Population genetics and inbreeding in the San Fernando Valley Spineflower

Photo of the San Fernando Valley spineflower, USFWS

For more information contact Andrea Schreier: amdrauch@ucdavis.edu

Background and Significance of Study

The San Fernando Valley Spineflower (SFVS; Chorizanthe parryi var. fernandina (S. Watson)) is a state endangered species currently restricted to two areas in southern California that, combined, are no more than 45 acres. In partnership with the Center for Natural Lands Management (CNLM), we are using RAD sequencing to genotype individuals from both locations, measure genetic diversity, and examine patterns of population structure. Our findings will be incorporated into conservation planning for this unique species and potentially inform a federal listing decision.

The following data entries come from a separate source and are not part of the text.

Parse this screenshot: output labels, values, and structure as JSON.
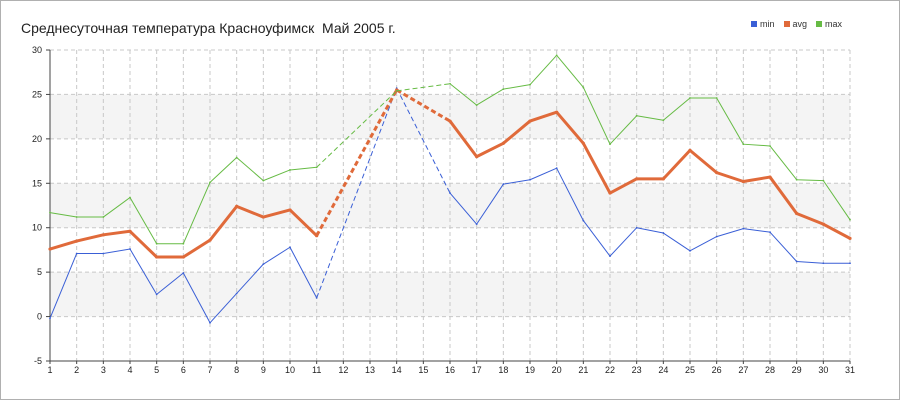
{
  "chart_data": {
    "type": "line",
    "title": "Среднесуточная температура Красноуфимск  Май 2005 г.",
    "xlabel": "",
    "ylabel": "",
    "x": [
      1,
      2,
      3,
      4,
      5,
      6,
      7,
      8,
      9,
      10,
      11,
      12,
      13,
      14,
      15,
      16,
      17,
      18,
      19,
      20,
      21,
      22,
      23,
      24,
      25,
      26,
      27,
      28,
      29,
      30,
      31
    ],
    "ylim": [
      -5,
      30
    ],
    "yticks": [
      -5,
      0,
      5,
      10,
      15,
      20,
      25,
      30
    ],
    "grid": true,
    "legend_position": "top-right",
    "series": [
      {
        "name": "min",
        "color": "#3a5fd6",
        "values": [
          -0.2,
          7.1,
          7.1,
          7.6,
          2.5,
          4.9,
          -0.7,
          2.6,
          5.9,
          7.8,
          2.1,
          null,
          null,
          25.7,
          null,
          13.9,
          10.4,
          14.9,
          15.4,
          16.7,
          10.8,
          6.8,
          10.0,
          9.4,
          7.4,
          9.0,
          9.9,
          9.5,
          6.2,
          6.0,
          6.0
        ]
      },
      {
        "name": "avg",
        "color": "#e06a3a",
        "values": [
          7.6,
          8.5,
          9.2,
          9.6,
          6.7,
          6.7,
          8.6,
          12.4,
          11.2,
          12.0,
          9.1,
          null,
          null,
          25.5,
          null,
          22.0,
          18.0,
          19.5,
          22.0,
          23.0,
          19.5,
          13.9,
          15.5,
          15.5,
          18.7,
          16.2,
          15.2,
          15.7,
          11.6,
          10.4,
          8.8
        ]
      },
      {
        "name": "max",
        "color": "#66bb44",
        "values": [
          11.7,
          11.2,
          11.2,
          13.4,
          8.2,
          8.2,
          15.1,
          17.9,
          15.3,
          16.5,
          16.8,
          null,
          null,
          25.4,
          null,
          26.2,
          23.8,
          25.6,
          26.1,
          29.4,
          25.8,
          19.4,
          22.6,
          22.1,
          24.6,
          24.6,
          19.4,
          19.2,
          15.4,
          15.3,
          10.9
        ]
      }
    ]
  }
}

We are also working with CNLM to determine whether inbreeding is impacting the SFVS, a species so rare it was once thought to be extinct. The CNLM is working with a botanical gardens to conduct controlled crosses between plants from the same locations and those from different locations. We are using RAD sequencing to genotype both parents and offspring to confirm parentage of crosses and measure individual inbreeding coefficients. CNLM will measure phenotypic characteristics of plants from each cross type (selfed, within region outcross, between region outcross) to look for physical evidence of inbreeding depression.